Brüssel (dpa) - Fünf Jahre nach dem Militärputsch in Myanmar stellt
die Europäische Union 63 Millionen Euro zur Unterstützung der
Menschen bereit. «Mit dieser neuen Finanzierung werden humanitäre
Partner weiterhin lebensrettende Hilfe leisten, von Nahrungsmitteln
und Unterkünften bis hin zu Notfallversorgung und Bildung für
Kinder», teilte die zuständige EU-Kommissarin Hadja Lahbib mit. Die
EU hatte das Geld bereits für Süd- und Südostasien vorgesehen und
bestimmt jetzt, wie es verwendet wird.
38,6 Millionen Euro sollen in Myanmar unter anderem für Unterkünfte
für Vertriebene, Zugang zu sauberem Wasser und Noternährung verwendet
werden. Mit 23,4 Millionen Euro soll lebensrettende Hilfe für die
fast 1,2 Millionen Rohingya-Flüchtlinge in Bangladesch unterstützt
werden.
Das Militär des südostasiatischen Landes war seit 2017 mit
beispielloser Gewalt gegen die Rohingya - eine muslimische Minderheit
- vorgegangen. Mehr als 700.000 Menschen flohen in das Nachbarland
Bangladesch. Im Januar begann vor dem Internationalen Gerichtshof in
Den Haag ein Prozess gegen Myanmar, dem Völkermord an den Rohingya
vorgeworfen wird. Myanmar weist die Vorwürfe zurück. Vergangene Woche
zerstörte ein Brand Hunderte Unterkünfte in einem überfüllten
Flüchtlingslager für Rohingya in Bangladesch.

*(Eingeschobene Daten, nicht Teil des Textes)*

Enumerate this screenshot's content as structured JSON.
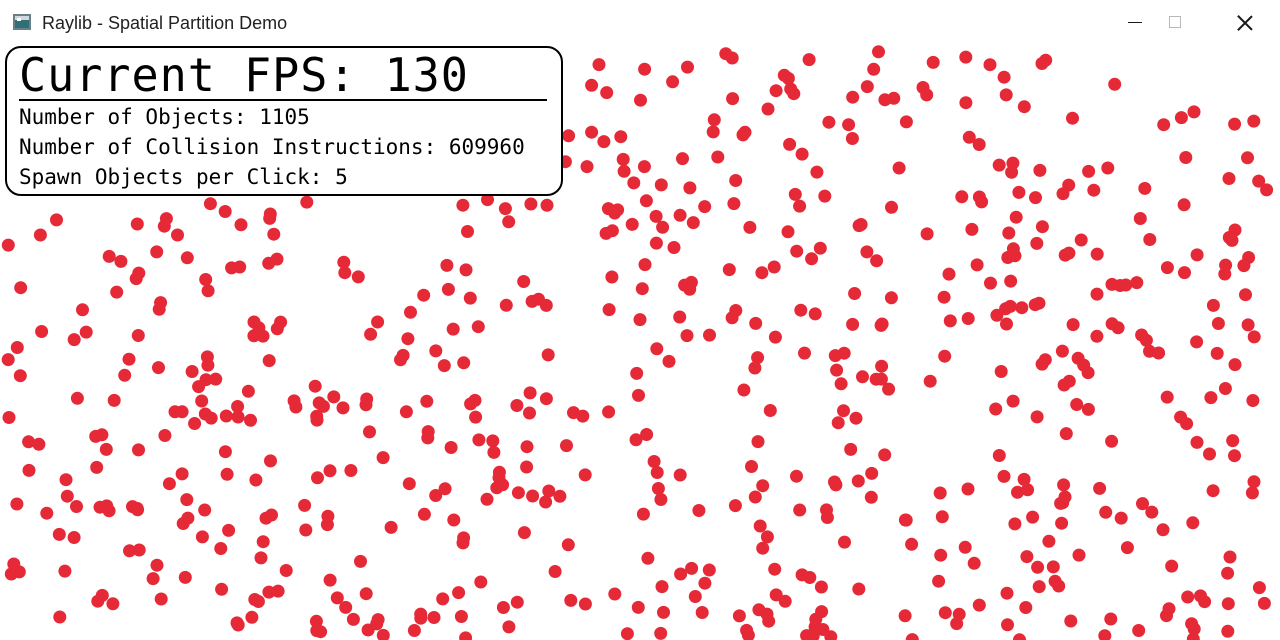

Die Armee in Myanmar hatte am 1. Februar 2021 geputscht und die
demokratisch gewählte De-facto-Regierungschefin Aung San Suu Kyi
entmachtet. Mittlerweile kontrollieren Widerstandsgruppen und
Rebellen Teile des Landes. Die Kämpfe halten an. Mehr als 16
Millionen Menschen im Land sind auf humanitäre Hilfe angewiesen.